José Saramago disse: “Matar em nome de Deus faz desse Deus um
assassino”.
E
regressamos à questão da pessoa humana. Ao longo da História, as
operações de agressão aos outros começam curiosamente por
despessoalizar esses mesmos outros. Por assim dizer, esses — os
inimigos — não são pessoas humanas como nós. A primeira operação
na guerra dos Estados Unidos contra o Vietnã não foi de ordem
militar. Foi de ordem psicológica e consistiu em desumanizar os
vietnamitas. Eles já não eram humanos: eram “amarelos”, eram
seres de outra natureza sobre os quais não haveria problema de ética
em lançar bombas, o agente laranja e napalm.
O
genocídio no Ruanda foi aqui perto e não muito distante no tempo.

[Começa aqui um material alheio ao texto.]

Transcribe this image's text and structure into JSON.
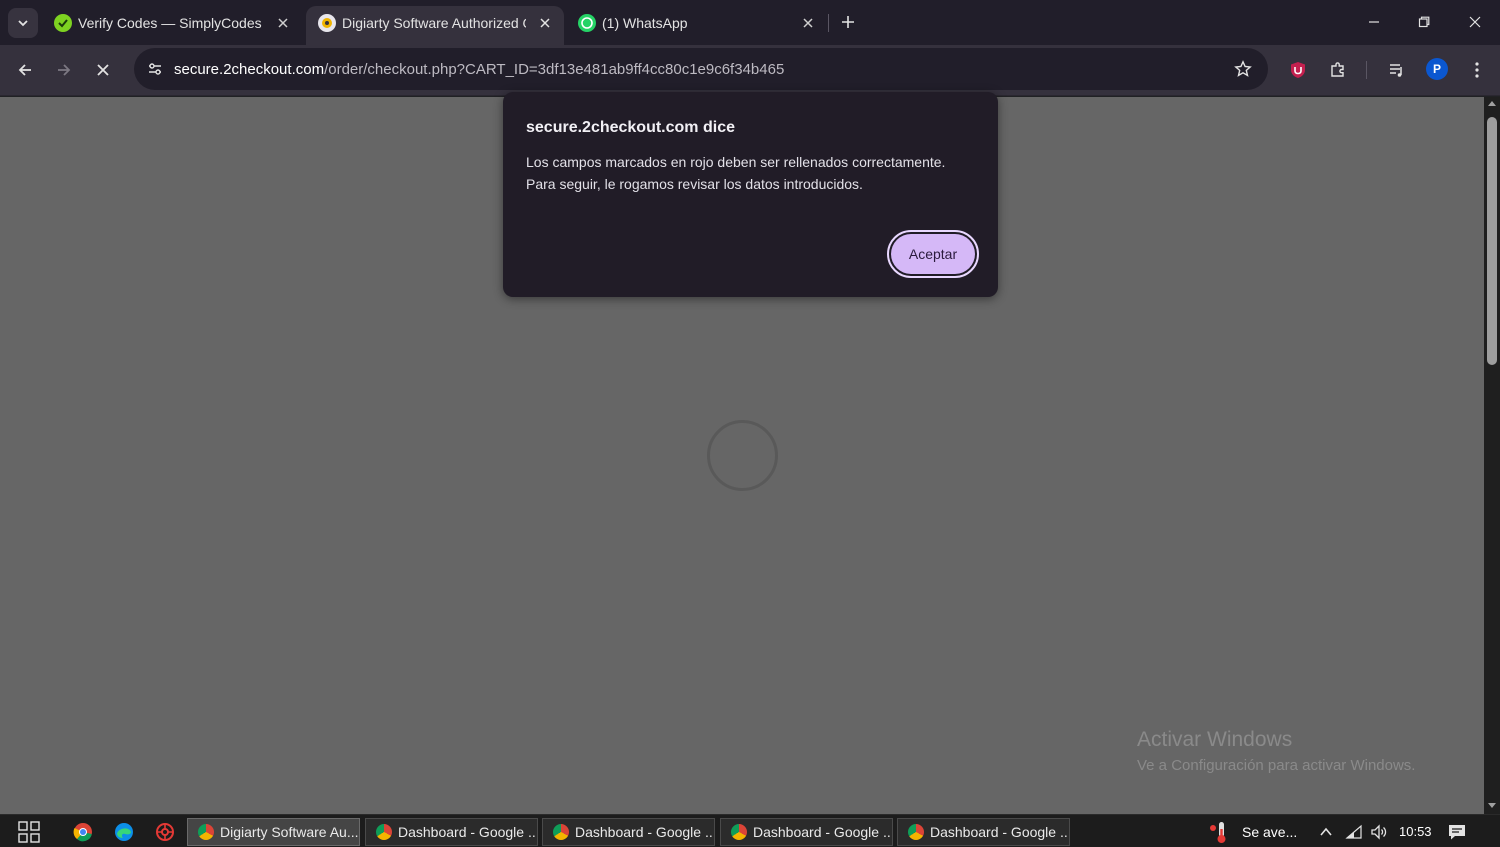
{
  "browser": {
    "tabs": [
      {
        "title": "Verify Codes — SimplyCodes",
        "active": false,
        "favicon": "simplycodes-icon"
      },
      {
        "title": "Digiarty Software Authorized O",
        "active": true,
        "favicon": "digiarty-icon"
      },
      {
        "title": "(1) WhatsApp",
        "active": false,
        "favicon": "whatsapp-icon"
      }
    ],
    "url_host": "secure.2checkout.com",
    "url_path": "/order/checkout.php?CART_ID=3df13e481ab9ff4cc80c1e9c6f34b465",
    "profile_initial": "P"
  },
  "dialog": {
    "title": "secure.2checkout.com dice",
    "message_lines": [
      "Los campos marcados en rojo deben ser rellenados correctamente.",
      "Para seguir, le rogamos revisar los datos introducidos."
    ],
    "ok_label": "Aceptar"
  },
  "watermark": {
    "title": "Activar Windows",
    "subtitle": "Ve a Configuración para activar Windows."
  },
  "taskbar": {
    "windows": [
      {
        "label": "Digiarty Software Au...",
        "active": true
      },
      {
        "label": "Dashboard - Google ...",
        "active": false
      },
      {
        "label": "Dashboard - Google ...",
        "active": false
      },
      {
        "label": "Dashboard - Google ...",
        "active": false
      },
      {
        "label": "Dashboard - Google ...",
        "active": false
      }
    ],
    "weather_text": "Se ave...",
    "clock": "10:53"
  },
  "colors": {
    "accent_button": "#d5b8f7",
    "page_overlay": "#666666",
    "tab_bar": "#211e2a"
  }
}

Comunidades que conviviam em harmonia foram manipuladas por elites
criminosas ao ponto de se ter cometido o maior massacre da História
contemporânea. Se antes de 1994 perguntássemos a um tutsi ou a um
hutu se acreditava que aquilo poderia acontecer no seu país eles
declarariam que isso era inimaginável. Mas sucedeu. E sucedeu porque
a capacidade de produzir demônios é ainda muito grande nos nossos
países. Quanto mais pobre é um país maior é a capacidade de se
destruir a si mesmo.
A
partir de abril de 1994 e durante cem dias consecutivos mais de 800
mil tutsis foram assassinados pelos seus compatriotas hutus. Machados
e catanas foram usados para chacinar 10 mil pessoas por dia, o que dá
uma média de dez pessoas por minuto. Nunca na História humana se
matou tanto em tão pouco tempo. Toda esta violência foi possível
porque se tinha trabalhado para provar, uma vez mais, que os outros
não eram pessoas humanas. O termo escolhido pela propaganda hutu
para falar dos tutsis era cockroaches, baratas. A matança
estava assim isenta de qualquer objecção moral, estava-se matando
insectos e não pessoas humanas, compatriotas falando a mesma língua
e vivendo a mesma cultura.
No
vizinho Zimbábue, o discurso da unidade que marcou o início de uma
sociedade multirracial foi, de súbito, alterado para uma agressão
marcadamente racista. O vice-presidente do Zimbábue, Joseph Msika,
num comício na cidade de Bulawayo disse textualmente: “Os brancos
não são seres humanos”. Ele apenas estava repetindo o que Robert
Mugabe já havia proclamado. E eu cito as palavras de Mugabe: “O
que odiamos nos brancos não é a sua pele mas o demônio que emana
deles”. Os dirigentes da Z anu tinham-se distinguido, poucos anos
antes, como defensores de uma nação multirracial. O que tinha
mudado? Mudara o jogo de forças. A ambição pelo poder provoca
mudanças surpreendentes nas pessoas e nos partidos.
Estamos
certos de que, em Moçambique, essas nuvens sombrias são distantes e
pouco prováveis de alguma vez acontecerem. Esse é um motivo de
orgulho no presente e de confiança no futuro. Mas esta certeza
necessita de que não esqueçamos as lições de uma história que é
também a nossa.
Caros
amigos:
Pediram-me
que falasse da pessoa humana. É um universo vasto, sem limites, do
qual ninguém se pode dizer especialista. Fui forçado a escolher uma
pequena parcela dessa tela infinita. Falei deste mal que é a
demissão das nossas responsabilidades, da deserção das nossas
capacidades. Falei da dependência de um modo de vida, em que tudo se
consegue por favores, por cunhas e benesses. Falei de tudo isto
porque o sistema bancário é profundamente vulnerável e permeável
a este tipo de situações.
A
nossa verdadeira questão enquanto nação é sermos capazes de
produzir mais riqueza. Mas não confundirmos riqueza com dinheiro
fácil. Certa vez fiz uma intervenção sobre essa obsessão de
enriquecer rapidamente e de qualquer maneira. Fui atacado pelo
argumento demagógico de que eu não queria ver moçambicanos ricos.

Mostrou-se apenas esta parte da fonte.